Red Sea Route Changes: Higher Costs, More Delays

toy train set
Updated Published

LOS ANGELES, Dec 28 (Reuters) - Basic Fun, a toy manufacturing company, is swiftly altering its shipping strategies for products like Tonka trucks and Care Bears, destined for Walmart and other retailers, to avoid the Suez Canal in response to recent militant assaults in the Red Sea.

Major suppliers for global retailers such as IKEA, Home Depot, and Amazon are similarly adjusting their shipping routes, marking the most significant disruption since the COVID-19 pandemic affected global supply chains, as noted by logistics industry insiders.

Basic Fun, headquartered in Florida, typically transports toys from Chinese factories to Europe through the Suez Canal, the most direct route for such shipments, stated CEO Jay Foreman during a phone interview from his Hong Kong office.

This route, crucial for about a third of the world's container ship cargo, faces detours around Africa's southern tip, potentially adding up to $1 million in extra fuel costs per round trip between Asia and Northern Europe.

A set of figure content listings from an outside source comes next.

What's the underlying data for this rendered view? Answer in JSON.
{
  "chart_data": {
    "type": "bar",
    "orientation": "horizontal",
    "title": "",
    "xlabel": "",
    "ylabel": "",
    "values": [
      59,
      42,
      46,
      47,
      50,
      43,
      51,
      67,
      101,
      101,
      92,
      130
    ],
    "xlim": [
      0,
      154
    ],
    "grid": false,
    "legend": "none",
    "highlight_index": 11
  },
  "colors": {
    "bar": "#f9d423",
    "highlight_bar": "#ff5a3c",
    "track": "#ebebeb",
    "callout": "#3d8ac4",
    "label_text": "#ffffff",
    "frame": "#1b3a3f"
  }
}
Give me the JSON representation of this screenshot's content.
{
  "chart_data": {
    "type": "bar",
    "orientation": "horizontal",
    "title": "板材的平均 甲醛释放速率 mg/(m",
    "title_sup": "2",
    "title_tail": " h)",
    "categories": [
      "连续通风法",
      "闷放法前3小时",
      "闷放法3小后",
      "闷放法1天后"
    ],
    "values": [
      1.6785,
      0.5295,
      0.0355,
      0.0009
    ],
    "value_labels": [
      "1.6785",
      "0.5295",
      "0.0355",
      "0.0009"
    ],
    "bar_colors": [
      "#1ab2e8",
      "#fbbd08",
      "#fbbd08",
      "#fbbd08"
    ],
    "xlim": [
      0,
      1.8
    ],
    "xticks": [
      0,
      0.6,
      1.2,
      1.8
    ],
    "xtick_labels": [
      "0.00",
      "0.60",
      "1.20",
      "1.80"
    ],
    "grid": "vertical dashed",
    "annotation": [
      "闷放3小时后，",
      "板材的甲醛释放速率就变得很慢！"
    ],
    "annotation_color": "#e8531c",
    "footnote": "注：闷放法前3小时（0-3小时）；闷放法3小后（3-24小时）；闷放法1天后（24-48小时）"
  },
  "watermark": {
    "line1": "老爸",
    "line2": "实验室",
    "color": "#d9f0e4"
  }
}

Shift in Shipping Strategies Due to Red Sea Security Concerns

The drone and missile strikes by Yemeni Houthis in the Red Sea, expressing solidarity with the Palestinian group Hamas in its conflict with Israel in Gaza, have disrupted Basic Fun's shipping plans.

The company is now actively rerouting China-origin shipments to UK and Rotterdam ports through lengthier routes during the holiday season.

Additionally, Basic Fun is redirecting some East Coast-bound shipments from the Suez to the Panama Canal, which is currently experiencing drought, and rerouting others to the U.S. West Coast across the Pacific.

"It’s just going to take longer and it’s going to cost more”,f Foreman mentioned, noting that freight rates from China to the UK have more than doubled to approximately $4,400 per container since the conflict began in October.

As the situation in the Suez Canal evolves, shipping companies like Maersk and CMA CGM are planning to resume Red Sea voyages with military escorts.

Michael Aldwell, Executive Vice President of Sea Logistics at Switzerland's Kuehne + Nagel, anticipates the biggest impact in the coming six weeks. He highlighted that rapidly adjusting global shipping logistics is challenging, predicting a shortage of vessel space, misplaced empty containers critical for China's exports, and a significant rise in short-term transport prices.

Freight platform Xeneta reports that post-escalation shipping costs for a 40-foot equivalent unit (FEU) container from the Far East to the Mediterranean have risen to $2,320, compared to $1,865 in early December. The cost to ship an FEU from China to the UK is now $1,625, up from $1,425.

These figures exclude additional surcharges like "extra ordinary" risk and "Emergency Recovery Cost," which range from $400 to $2,000 per FEU, as stated by Peter Sand, Xeneta's chief analyst.

Intense Competition for Shipping Space

Kuehne + Nagel data indicates that nearly 20% of the global container fleet, equivalent to 364 large vessels capable of carrying over 2.5 million full-sized containers, has been rerouted due to the Red Sea incidents.

Vessel owners are now prioritizing less costly, contract-rate space for customers, explained Anders Schulze, Head of Ocean Business at Flexport. This means customers not fulfilling their contractual volume may only receive a portion of their containers at contract rates, with the rest subject to higher spot market rates.

This situation has triggered a rush to secure shipping space before the early February cut-off for shipments out of China, prior to the extended Lunar New Year factory closures, according to logistics experts.

“Every single booking (out of China) now needs to be reconfirmed. The dates could change, the routing may change,” said Alan Baer, CEO of OL USA, which handles freight shipments for clients. A number of ship owners have contracted with OL, which is part of the rush for ship spots.

Smaller shippers are particularly vulnerable in this scenario. Marco Castelli, an entrepreneur in Shanghai, is struggling to rebook three containers of machinery components to Italy following cancellations due to the crisis.

Foreman from Basic Fun mentioned that the company, which expects about 40 containers on the sea before the Lunar New Year, cannot pass the additional costs to customers due to fixed-price contracts. "Most suppliers will have to absorb these costs," he said.